Editorial - Journal of Clinical Immunology Research (2022) Volume 5, Issue 4
Antigen encoding in immune modulation.
Department of Pathology & Blood Bank, ERA's Lucknow Medical College & Hospital, ERA University, Lucknow, Uttar Pradesh, India
- *Corresponding Author:
- Sharique Ahmad
Department of Pathology & Blood Bank,
MERA's Lucknow Medical College & Hospital,
Lucknow, Uttar Pradesh, India
Received: 12-Aug-2022, Manuscript No. AACIR-22-71830; Editor assigned: 16-Aug-2022, PreQC No. AACIR -22-71830(PQ); Reviewed: 22-Aug-2022, QC No. AACIR -22-71830; Revised: 27-Aug-2022, Manuscript No. AACIR-22-71830(R); Published: 30-Aug-2022, DOI:10.35841/aacir-5.4.118
Citation: Ahmad S. Antigen encoding in immune modulation. J Clin Immunol. 2022;5(4):118
Immune system is very important and crucial, all the time it has to be ready to respond to a variety of external threats that we are constantly exposed to, as well as internal threats, like cancer cells. Due to this the thin balance of immune-regulation becomes vital for all sort of defensive mechanism. Overactive or aberrant immunity can create problems of their own; turning it off is just as important. The immune response, and the signals and cells it uses, is very complex, as turning it on. T cells are critical players in immunity; they can move through the body depending upon the physiological need and Pathological trigger. Researchers have now learned more about measuring the strength of the T cell response. It has been difficult, until now, to see how well an antigen could activate immunity. If researchers can now determine antigen strength, then that data could potentially predict the efficacy of a vaccine or immunotherapy.
Globally, scientists have tried multiple parallel experiments that were performed with robotics, to observe how T cells reacted to different conditions or antigens. Machine learning was used to analyse the data that was generated, and mathematical models were created that revealed patterns; this showed that there are some simple rules governing what seems to a set of very complex variables. The cytokines that were triggered during the immune response appear to convey information about what type of antigen was found on the invader. The research also indicated that there are six classes of antigens that each activates distinct cellular responses, and not only three as commonly thought.
Systems immunology lacks a framework with which to derive theoretical understanding from high-dimensional datasets. So, Robotic platform with machine learning to experimentally measure and theoretically model CD8+ T cell activation was done. High-dimensional cytokine dynamics could be compressed onto a low-dimensional latent space in an antigen-specific manner (so-called “antigen encoding”). Antigen encoding to model and reconstruct patterns of T cell immune activation was done. The model delineated six classes of antigens eliciting distinct T cell responses. We generalized antigen encoding to multiple immune settings, including drug perturbations and activation of chimeric antigen receptor T cells. Such universal antigen encoding for T cell activation may enable further modelling of immune responses and their rational manipulation to optimize immunotherapies.
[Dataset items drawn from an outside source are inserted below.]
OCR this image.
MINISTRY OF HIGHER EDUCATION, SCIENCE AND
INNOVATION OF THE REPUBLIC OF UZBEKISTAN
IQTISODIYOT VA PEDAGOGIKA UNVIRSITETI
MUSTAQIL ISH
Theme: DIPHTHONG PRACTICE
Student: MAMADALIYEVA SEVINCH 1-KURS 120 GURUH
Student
These experiments are hope of coming healthcare therapeutics which supports the idea that immune responses exist along a spectrum rather than as a binary “on-off” switch, there may be different levels of immune response that can be tuned to the right level of alert depending on the complexity of the situation.
This research could lead to more effective immunotherapies in future that use T- cells that specifically target an individual's tumors.